A misleading perception among depositors is that secured loans automatically ensure the safety of their deposits. However, enforcing asset recovery is arduous in India, particularly against large corporate borrowers with strong legal defenses. Even with stringent laws, repossession and sale of assets remain challenging, especially when bank management is complicit in wrongdoing.

Mergers have often served as a tool to rescue troubled banks, but this has not been as effective in the cooperative banking sector. Unlike commercial banks, where ownership transfer is a straightforward financial decision, cooperative banks are owned and run by their members. This legal and structural difference makes forced mergers difficult unless backed by legal and regulatory clarity.

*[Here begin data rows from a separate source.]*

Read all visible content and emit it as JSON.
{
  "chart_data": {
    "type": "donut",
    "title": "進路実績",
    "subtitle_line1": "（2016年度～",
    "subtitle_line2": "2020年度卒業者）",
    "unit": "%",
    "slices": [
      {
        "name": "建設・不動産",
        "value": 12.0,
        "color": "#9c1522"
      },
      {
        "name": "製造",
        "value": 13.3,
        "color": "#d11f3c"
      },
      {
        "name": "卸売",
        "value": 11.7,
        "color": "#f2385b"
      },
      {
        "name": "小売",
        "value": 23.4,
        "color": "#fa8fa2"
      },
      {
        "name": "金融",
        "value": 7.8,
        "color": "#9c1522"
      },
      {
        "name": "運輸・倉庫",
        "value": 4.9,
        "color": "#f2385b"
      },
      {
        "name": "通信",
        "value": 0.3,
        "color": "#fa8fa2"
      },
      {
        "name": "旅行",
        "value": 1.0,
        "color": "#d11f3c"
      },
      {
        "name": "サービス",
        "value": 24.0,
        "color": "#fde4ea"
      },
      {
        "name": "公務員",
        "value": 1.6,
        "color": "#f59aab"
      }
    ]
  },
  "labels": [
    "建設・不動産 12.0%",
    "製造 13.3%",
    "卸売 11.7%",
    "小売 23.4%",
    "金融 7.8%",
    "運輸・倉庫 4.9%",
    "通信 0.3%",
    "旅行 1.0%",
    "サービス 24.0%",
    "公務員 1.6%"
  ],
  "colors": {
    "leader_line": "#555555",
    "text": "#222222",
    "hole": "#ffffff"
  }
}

Interestingly, the government attempted to streamline the resolution of failing banks through the Financial Resolution and Deposit Insurance Bill of 2017. The bill aimed to address financial deterioration well in advance. However, the legislation was shelved, primarily due to the controversial bail-in clause, which proposed using depositor funds as part of the resolution plan if other recovery measures failed. Ironically, depositors in cooperative banks have arguably been treated worse than they would have under a structured bail-in framework.

The cooperative banking sector continues to grapple with structural weaknesses, political interference, and governance lapses. While regulatory reforms have improved oversight, enforcement remains a challenge. Unless governance and compliance structures are significantly strengthened, depositors will continue to bear the brunt of these failures.